Additional Services Terms
The terms and conditions of these Runwell Additional Services Terms (“AS Terms”) form part of the Runwell Terms of Service (“Terms”), or other agreement governing the use of Runwell’s services (collectively with the Terms, the “Agreement”) entered by and between you, the Customer (as defined in the Agreement) (collectively, “you”, “your” or “Customer”), and Runwell AS. (“Runwell.no”, ”Runwell”, “us”, “we”, “our”) to reflect the parties’ agreement with regard to the provision by Runwell of onboarding services (“Onboarding Services”), other consulting services (“Consulting Services”) and/or technical services (“Technical Services”), as described herein (the Onboarding Services, Consulting Services and Technical Services shall be collectively referred to as the “Additional Services”).
Capitalized terms not defined herein shall have the meanings assigned to such terms in the Agreement.
By using the Additional Services, Customer accepts these AS Terms, and you represent and warrant that you have full authority to bind the Customer to these AS Terms.
In the event of any conflict between certain provisions of these AS Terms and the provisions of the Agreement, the provisions of AS Terms shall prevail over the conflicting provisions of the Agreement solely with respect to the provision by Runwell of the Additional Services.
1. The Additional Services.
1.1 The Onboarding Services. Subject to these AS Terms, Runwell may provide Customer with Onboarding Services with Runwell’s Customer Success Managers, to help Customer set up its Account, all as set forth in the Order Form or such other mutually agreed statement of work executed between the parties (“SOW”).
1.2 The Consulting Services. Subject to these AS Terms, Runwell may provide Customer with the Consulting Services to assist Customer to optimize its use of the Service, all as set forth in the Order Form or SOW.
1.3 Technical Services. Subject to these AS Terms, Runwell may provide Customer certain Technical Services related to the Service, the scope, fees and services to be provided in connection with the Technical Services shall be set forth in a mutually agreed SOW.
1.4 Unless otherwise agreed in writing, the Additional Services will be provided for an agreed block of hours, as set forth in the Order Form or SOW, and will be performed remotely.
1.5 The Additional Services will be available to Customer for such period set forth in the Order Form or SOW (the “AS Term”).
2. Consideration.
The fees for the Additional Services (the “AS Fees”) and the payment terms shall be set forth in the Order Form or SOW. The AS Fees are non-refundable and non-cancellable.
3. Intellectual Property.
Runwell owns and retains all rights, title and interest in any work product created by Runwell resulting from providing the Additional Services, including, without limitation, reports and training materials but excluding any Customer Data contained therein (collectively, “Work Products”).

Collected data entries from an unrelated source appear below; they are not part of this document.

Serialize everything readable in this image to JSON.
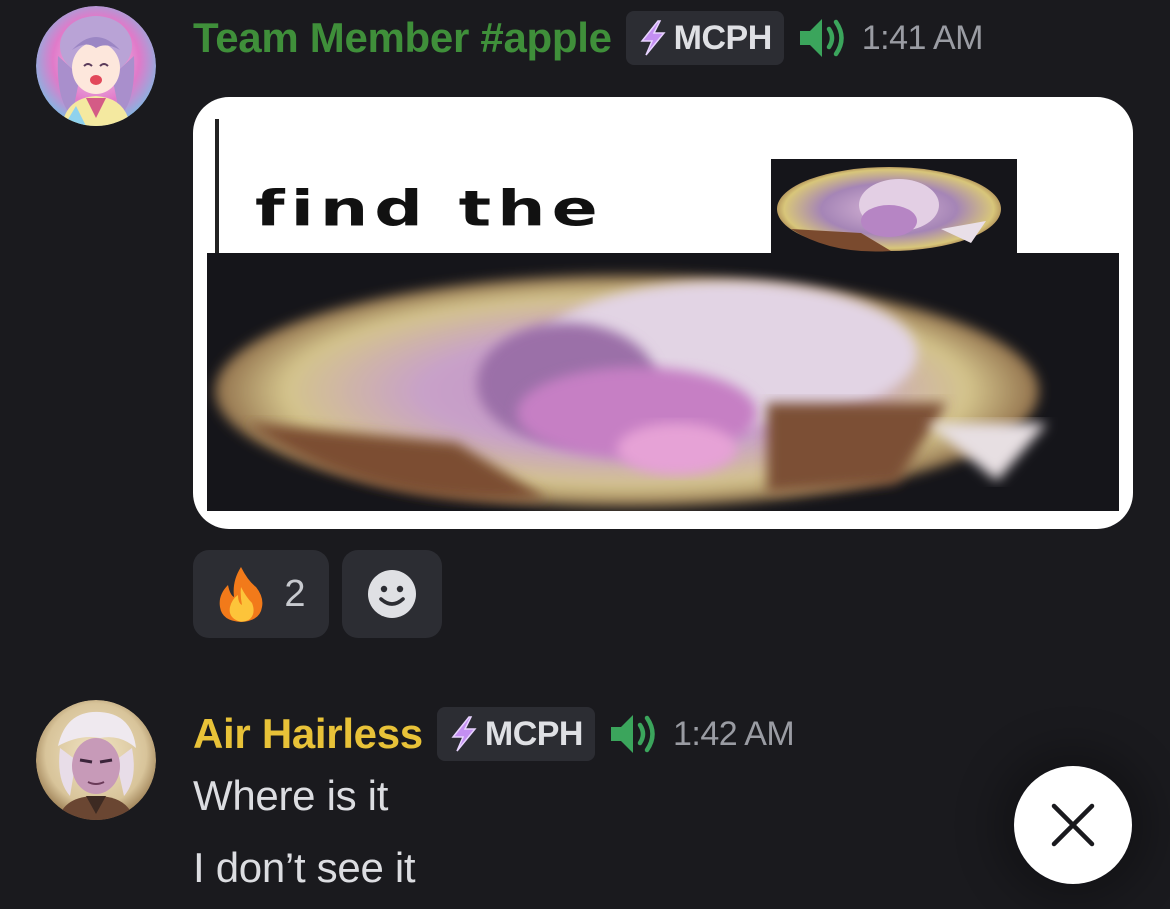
{
  "messages": [
    {
      "author": "Team Member #apple",
      "author_color": "#3f8f3a",
      "tag": "MCPH",
      "tag_icon": "lightning-bolt-icon",
      "voice_icon": "speaker-icon",
      "timestamp": "1:41 AM",
      "embed": {
        "caption_text": "find the",
        "image_type": "meme-image"
      },
      "reactions": [
        {
          "emoji": "fire-emoji",
          "count": "2"
        }
      ],
      "add_reaction_icon": "smiley-icon"
    },
    {
      "author": "Air Hairless",
      "author_color": "#e8c238",
      "tag": "MCPH",
      "tag_icon": "lightning-bolt-icon",
      "voice_icon": "speaker-icon",
      "timestamp": "1:42 AM",
      "lines": [
        "Where is it",
        "I don’t see it"
      ]
    }
  ],
  "close_button_icon": "close-icon",
  "colors": {
    "background": "#1a1a1e",
    "badge_background": "#2c2d33",
    "speaker_green": "#3ba55c"
  }
}
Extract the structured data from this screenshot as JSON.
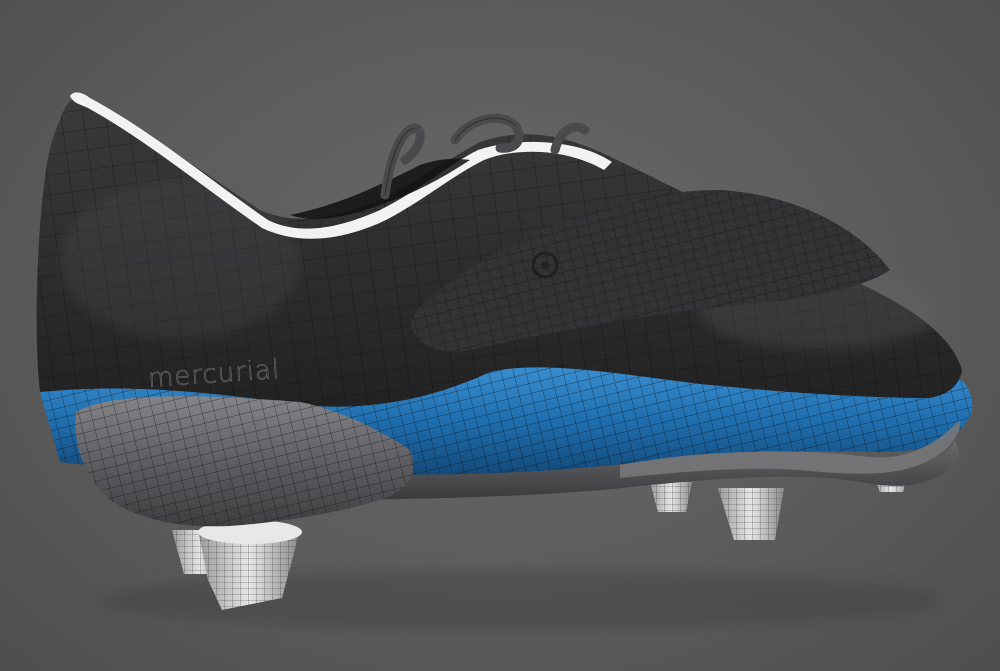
{
  "scene": {
    "subject": "football-boot-3d-model",
    "render_mode": "wireframe-over-shaded",
    "brand_text": "mercurial"
  },
  "colors": {
    "background": "#5c5c5c",
    "upper": "#2e2e2f",
    "upper_highlight": "#4a4a4b",
    "collar_lining": "#f2f2f2",
    "sole_accent": "#1f6fb0",
    "sole_accent_light": "#3a8fd0",
    "heel_counter": "#6b6b6e",
    "studs": "#cfcfcf",
    "wire": "#111111"
  }
}
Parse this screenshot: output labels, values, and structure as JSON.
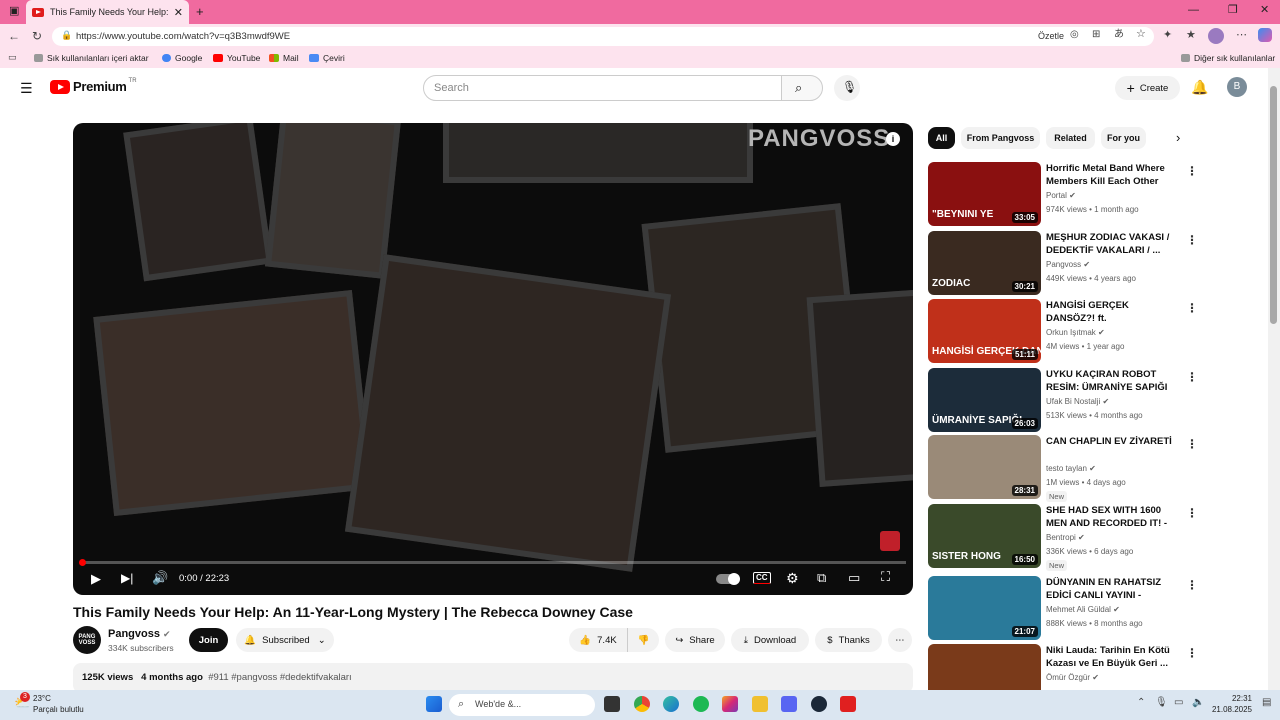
{
  "browser": {
    "tab_title": "This Family Needs Your Help: An",
    "url": "https://www.youtube.com/watch?v=q3B3mwdf9WE",
    "summarize_label": "Özetle",
    "bookmarks": [
      "Sık kullanılanları içeri aktar",
      "Google",
      "YouTube",
      "Mail",
      "Çeviri"
    ],
    "other_bookmarks": "Diğer sık kullanılanlar"
  },
  "youtube": {
    "logo_text": "Premium",
    "logo_region": "TR",
    "search_placeholder": "Search",
    "create_label": "Create",
    "avatar_letter": "B"
  },
  "player": {
    "watermark": "PANGVOSS",
    "time": "0:00 / 22:23",
    "progress": 0.0
  },
  "video": {
    "title": "This Family Needs Your Help: An 11-Year-Long Mystery | The Rebecca Downey Case",
    "channel_name": "Pangvoss",
    "channel_avatar_text": "PANG VOSS",
    "subscribers": "334K subscribers",
    "join_label": "Join",
    "subscribed_label": "Subscribed",
    "likes": "7.4K",
    "share_label": "Share",
    "download_label": "Download",
    "thanks_label": "Thanks",
    "views": "125K views",
    "age": "4 months ago",
    "tags": "#911 #pangvoss #dedektifvakaları"
  },
  "sidebar": {
    "chips": [
      "All",
      "From Pangvoss",
      "Related",
      "For you"
    ],
    "recommendations": [
      {
        "title": "Horrific Metal Band Where Members Kill Each Other",
        "channel": "Portal",
        "meta": "974K views • 1 month ago",
        "duration": "33:05",
        "new": "",
        "thumb_text": "\"BEYNINI YE",
        "color": "#8a1010"
      },
      {
        "title": "MEŞHUR ZODIAC VAKASI / DEDEKTİF VAKALARI / ...",
        "channel": "Pangvoss",
        "meta": "449K views • 4 years ago",
        "duration": "30:21",
        "new": "",
        "thumb_text": "ZODIAC",
        "color": "#3a2a20"
      },
      {
        "title": "HANGİSİ GERÇEK DANSÖZ?! ft. @AyniSinemalar",
        "channel": "Orkun Işıtmak",
        "meta": "4M views • 1 year ago",
        "duration": "51:11",
        "new": "",
        "thumb_text": "HANGİSİ GERÇEK DANSÖZ",
        "color": "#c0301a"
      },
      {
        "title": "UYKU KAÇIRAN ROBOT RESİM: ÜMRANİYE SAPIĞI",
        "channel": "Ufak Bi Nostalji",
        "meta": "513K views • 4 months ago",
        "duration": "26:03",
        "new": "",
        "thumb_text": "ÜMRANİYE SAPIĞI",
        "color": "#1c2c3a"
      },
      {
        "title": "CAN CHAPLIN EV ZİYARETİ",
        "channel": "testo taylan",
        "meta": "1M views • 4 days ago",
        "duration": "28:31",
        "new": "New",
        "thumb_text": "",
        "color": "#9a8a78"
      },
      {
        "title": "SHE HAD SEX WITH 1600 MEN AND RECORDED IT! - Sister ...",
        "channel": "Bentropi",
        "meta": "336K views • 6 days ago",
        "duration": "16:50",
        "new": "New",
        "thumb_text": "SISTER HONG",
        "color": "#3a4a2a"
      },
      {
        "title": "DÜNYANIN EN RAHATSIZ EDİCİ CANLI YAYINI - \"Milyonlarca ...",
        "channel": "Mehmet Ali Güldal",
        "meta": "888K views • 8 months ago",
        "duration": "21:07",
        "new": "",
        "thumb_text": "",
        "color": "#2a7a9a"
      },
      {
        "title": "Niki Lauda: Tarihin En Kötü Kazası ve En Büyük Geri ...",
        "channel": "Ömür Özgür",
        "meta": "",
        "duration": "",
        "new": "",
        "thumb_text": "",
        "color": "#7a3a1a"
      }
    ]
  },
  "taskbar": {
    "temp": "23°C",
    "weather": "Parçalı bulutlu",
    "search": "Web'de &...",
    "time": "22:31",
    "date": "21.08.2025",
    "badge": "3"
  },
  "colors": {
    "tabbar": "#f06a9f",
    "chrome": "#fde3ee",
    "accent": "#ff0000"
  }
}
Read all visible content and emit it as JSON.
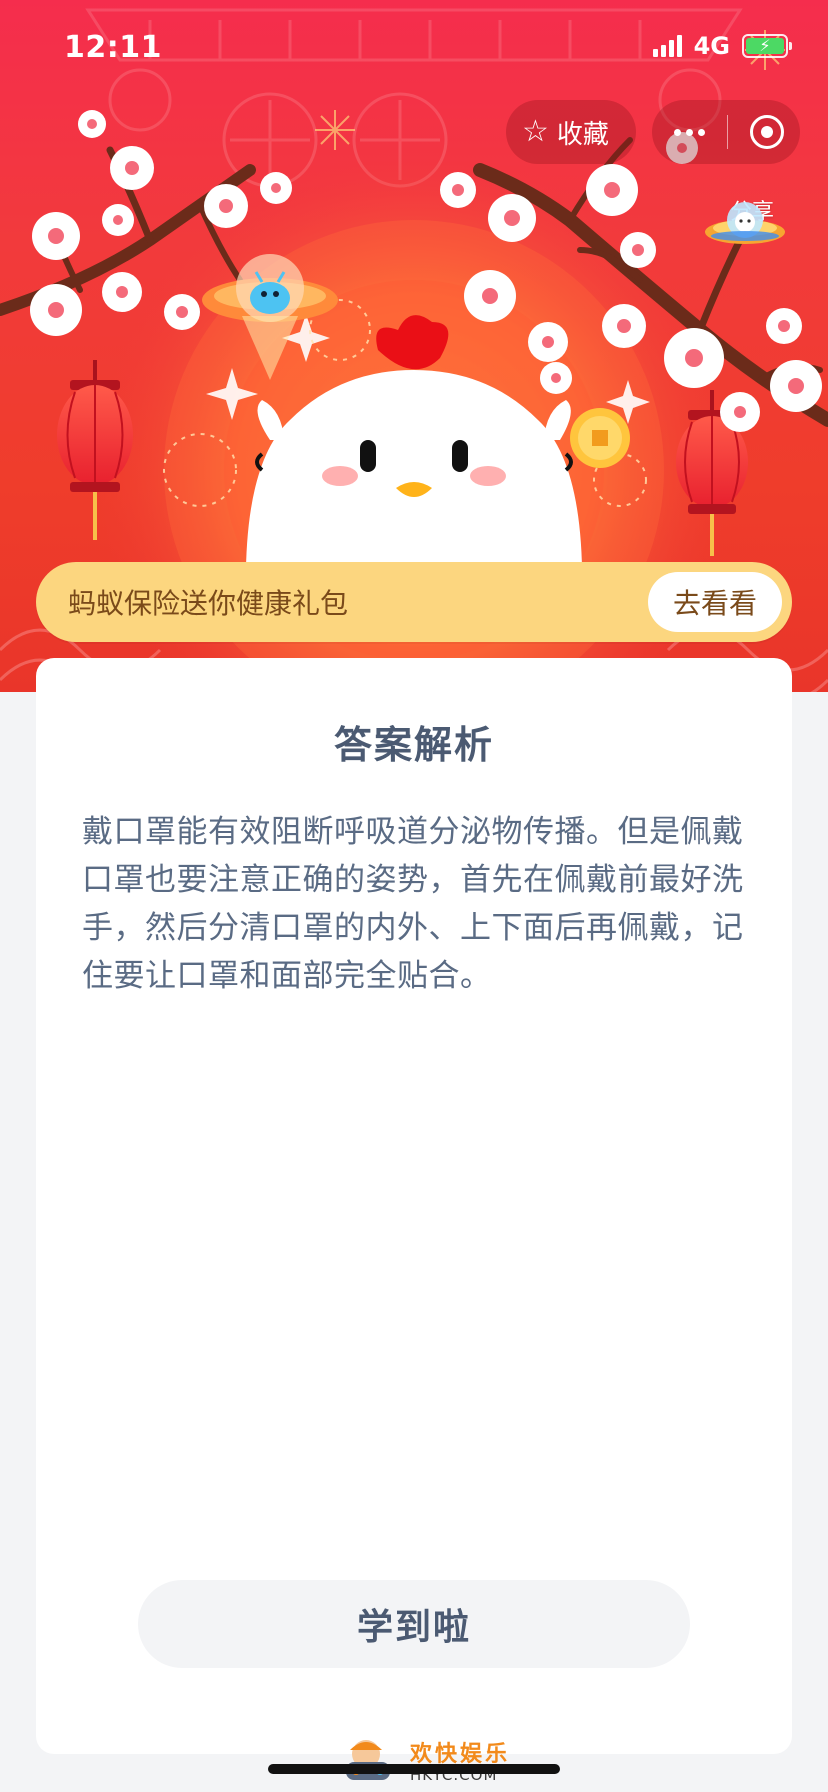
{
  "status_bar": {
    "time": "12:11",
    "network": "4G",
    "icons": [
      "signal-icon",
      "battery-icon"
    ]
  },
  "header": {
    "collect_label": "收藏",
    "collect_icon": "star-outline-icon",
    "capsule_icons": [
      "more-icon",
      "close-mini-program-icon"
    ],
    "share_label": "分享",
    "share_icon": "ufo-icon",
    "illustration": "chicken-mascot-with-plum-blossoms",
    "colors": {
      "background": "#f23a3c",
      "blossom": "#ffffff",
      "branch": "#6b2b1a"
    }
  },
  "promo": {
    "text": "蚂蚁保险送你健康礼包",
    "button_label": "去看看",
    "color": "#fcd67f"
  },
  "card": {
    "title": "答案解析",
    "body": "戴口罩能有效阻断呼吸道分泌物传播。但是佩戴口罩也要注意正确的姿势，首先在佩戴前最好洗手，然后分清口罩的内外、上下面后再佩戴，记住要让口罩和面部完全贴合。",
    "button_label": "学到啦",
    "text_color": "#5a6b84"
  },
  "watermark": {
    "cn": "欢快娱乐",
    "en": "HKYC.COM"
  }
}
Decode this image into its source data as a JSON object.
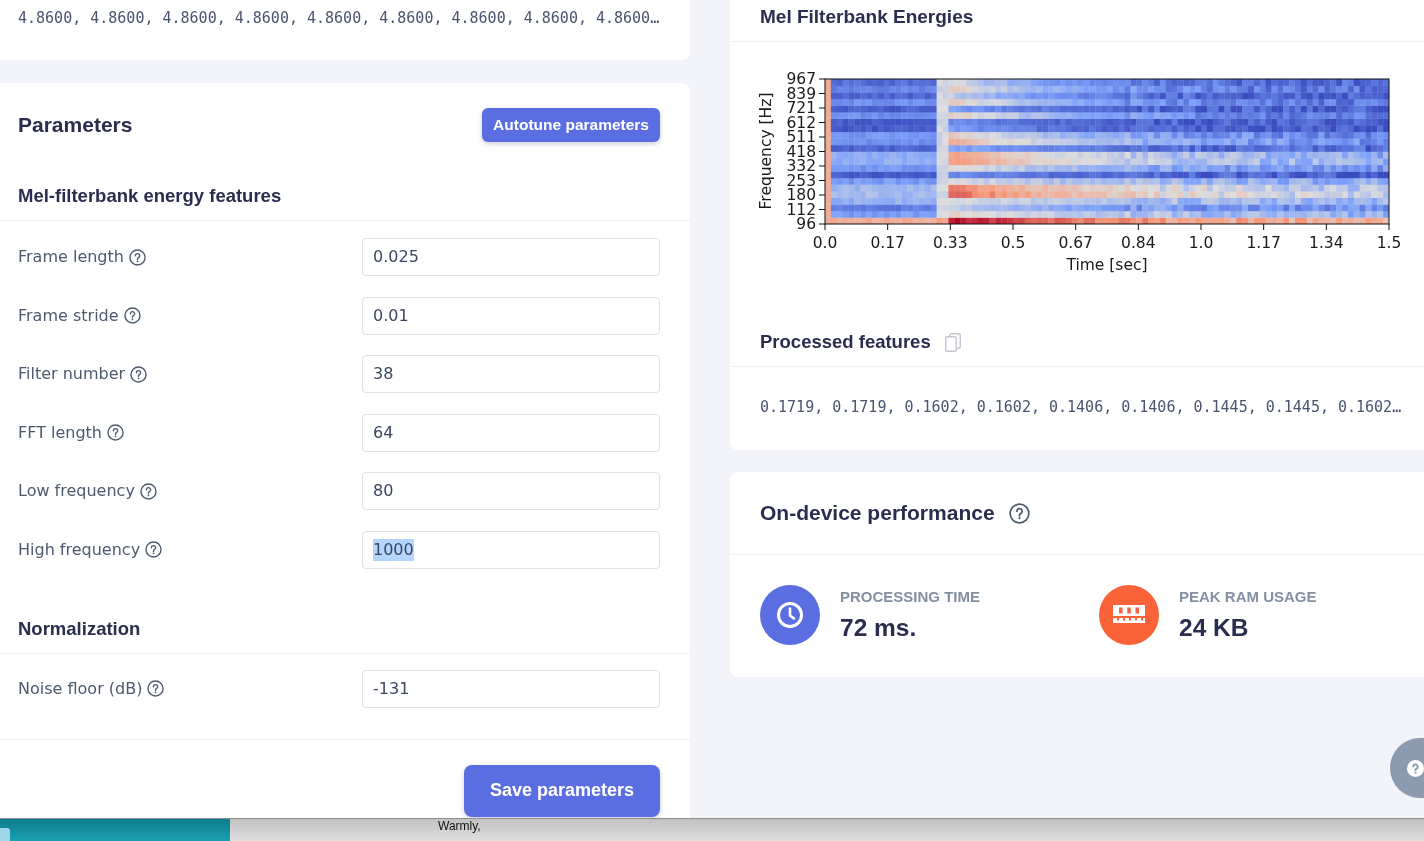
{
  "top_card": {
    "values": "4.8600, 4.8600, 4.8600, 4.8600, 4.8600, 4.8600, 4.8600, 4.8600, 4.8600…"
  },
  "parameters": {
    "title": "Parameters",
    "autotune_button": "Autotune parameters",
    "sections": [
      {
        "title": "Mel-filterbank energy features",
        "fields": [
          {
            "label": "Frame length",
            "value": "0.025",
            "selected": false
          },
          {
            "label": "Frame stride",
            "value": "0.01",
            "selected": false
          },
          {
            "label": "Filter number",
            "value": "38",
            "selected": false
          },
          {
            "label": "FFT length",
            "value": "64",
            "selected": false
          },
          {
            "label": "Low frequency",
            "value": "80",
            "selected": false
          },
          {
            "label": "High frequency",
            "value": "1000",
            "selected": true
          }
        ]
      },
      {
        "title": "Normalization",
        "fields": [
          {
            "label": "Noise floor (dB)",
            "value": "-131",
            "selected": false
          }
        ]
      }
    ],
    "save_button": "Save parameters"
  },
  "mel_filterbank": {
    "title": "Mel Filterbank Energies",
    "spectrogram": {
      "ylabel": "Frequency [Hz]",
      "xlabel": "Time [sec]",
      "yticks": [
        "967",
        "839",
        "721",
        "612",
        "511",
        "418",
        "332",
        "253",
        "180",
        "112",
        "96"
      ],
      "xticks": [
        "0.0",
        "0.17",
        "0.33",
        "0.5",
        "0.67",
        "0.84",
        "1.0",
        "1.17",
        "1.34",
        "1.5"
      ]
    },
    "processed_features": {
      "title": "Processed features",
      "values": "0.1719, 0.1719, 0.1602, 0.1602, 0.1406, 0.1406, 0.1445, 0.1445, 0.1602…"
    }
  },
  "performance": {
    "title": "On-device performance",
    "metrics": [
      {
        "kind": "time",
        "label": "PROCESSING TIME",
        "value": "72 ms.",
        "color": "#5b6ee1"
      },
      {
        "kind": "memory",
        "label": "PEAK RAM USAGE",
        "value": "24 KB",
        "color": "#fa6239"
      }
    ]
  },
  "background_window": {
    "text": "Warmly,"
  }
}
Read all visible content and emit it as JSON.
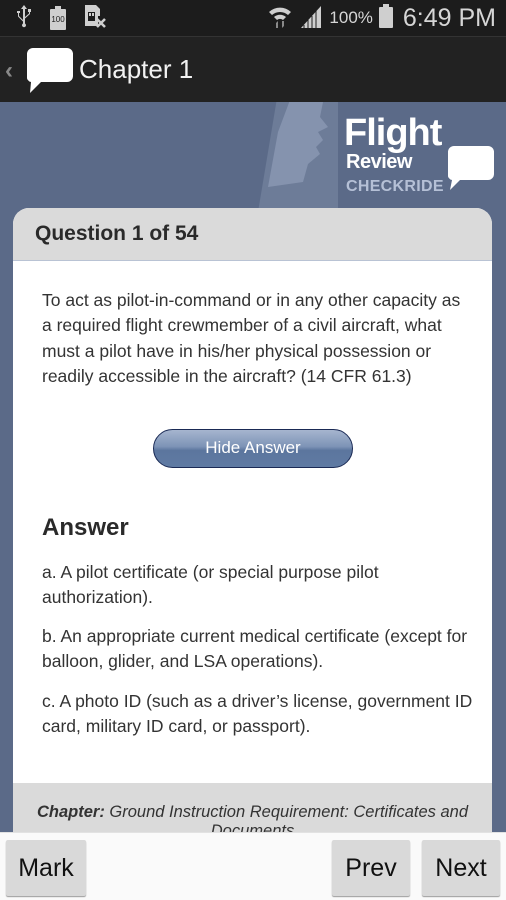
{
  "status_bar": {
    "left_icons": [
      "usb-icon",
      "battery-100-icon",
      "sim-blocked-icon"
    ],
    "battery_small_label": "100",
    "right_icons": [
      "wifi-icon",
      "signal-icon",
      "battery-icon"
    ],
    "battery_percent": "100%",
    "time": "6:49 PM"
  },
  "action_bar": {
    "back_icon": "chevron-left-icon",
    "app_icon": "speech-bubble-icon",
    "title": "Chapter 1"
  },
  "branding": {
    "flight": "Flight",
    "review": "Review",
    "checkride": "CHECKRIDE"
  },
  "question": {
    "counter": "Question 1 of 54",
    "text": "To act as pilot-in-command or in any other capacity as a required flight crewmember of a civil aircraft, what must a pilot have in his/her physical possession or readily accessible in the aircraft? (14 CFR 61.3)",
    "toggle_label": "Hide Answer"
  },
  "answer": {
    "title": "Answer",
    "items": [
      "a. A pilot certificate (or special purpose pilot authorization).",
      "b. An appropriate current medical certificate (except for balloon, glider, and LSA operations).",
      "c. A photo ID (such as a driver’s license, government ID card, military ID card, or passport)."
    ]
  },
  "footer": {
    "chapter_label": "Chapter:",
    "chapter_name": "Ground Instruction Requirement: Certificates and Documents"
  },
  "nav": {
    "mark": "Mark",
    "prev": "Prev",
    "next": "Next"
  },
  "colors": {
    "background": "#5b6a88",
    "action_bar": "#222222",
    "card_header": "#dadada",
    "button_gradient_top": "#a6b5cf",
    "button_gradient_bottom": "#5f7aa3"
  }
}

Upon Customer’s payment of all AS Fees, Runwell grants the Customer a limited, worldwide, non-exclusive, non-sublicensable and non-transferable license to use, reproduce and display the Work Products solely for the Customer’s internal business purposes for as long as Customer holds a Subscription. For clarity, all Work Product is considered Runwell Materials and is based on Runwell’s pre-existing intellectual property. Runwell reserves all rights not expressly granted herein to the Work Products.
4. Term and Termination.
These AS Terms shall terminate upon the earlier of: (i) the completion of the Additional Services; (ii) the lapse of the AS Term; or (iii) the termination or expiration of the Agreement.
5. General.
5.1 The Terms, to the extent applicable, shall apply to the Additional Services and are incorporated herein by reference, mutatis mutandis, which for clarity includes but is not limited to the following sections as applicable to Customer: Section 5.5 (Feedback); Section 6.4 (Anonymous Information); Section 8.1 (Order Form); Section 8.4 (Taxes); Section 8.12 (Payment through Reseller); Section 11.2 (Termination for Cause); Section 12 (confidentiality); Section 13 (Warranty Disclaimer); Section 14 (Limitation of Liability); Section 15 (Specific Laws; Reasonable Allocation of Risks); Section 16 (Indemnification); Section 18 (Export Controls; Sanctions); Section 19 (Modifications); Section 21 (Governing Law and Jurisdiction; Class Action Waiver and Mandatory Arbitration); Section 22 (General Provisions); Privacy Policy and DPA. Section References refer to such sections of the Terms; however, shall be adjusted to reflect such respective sections of the respective agreement between Customer and Runwell should the parties have entered into a separate agreement related to the Service.
5.2 For the purpose of these AS Terms, in the Agreement: (i) any reference to the Agreement shall refer to these AS Terms; (ii) any reference to the “Service” shall refer to the Additional Services; (iii) any reference to the Subscription Fees shall refer to the AS Fees.
5.3 Nothing contained herein limits Runwell’s right to develop, use, market, or sell services or products that are similar to the Work Products or the Additional Services, or to use such Work Products to perform similar services for any other purposes, including without limitation in connection with other projects and customers but subject to Runwell’s obligations with respect to the Customer Data and Customer’s Confidential Information.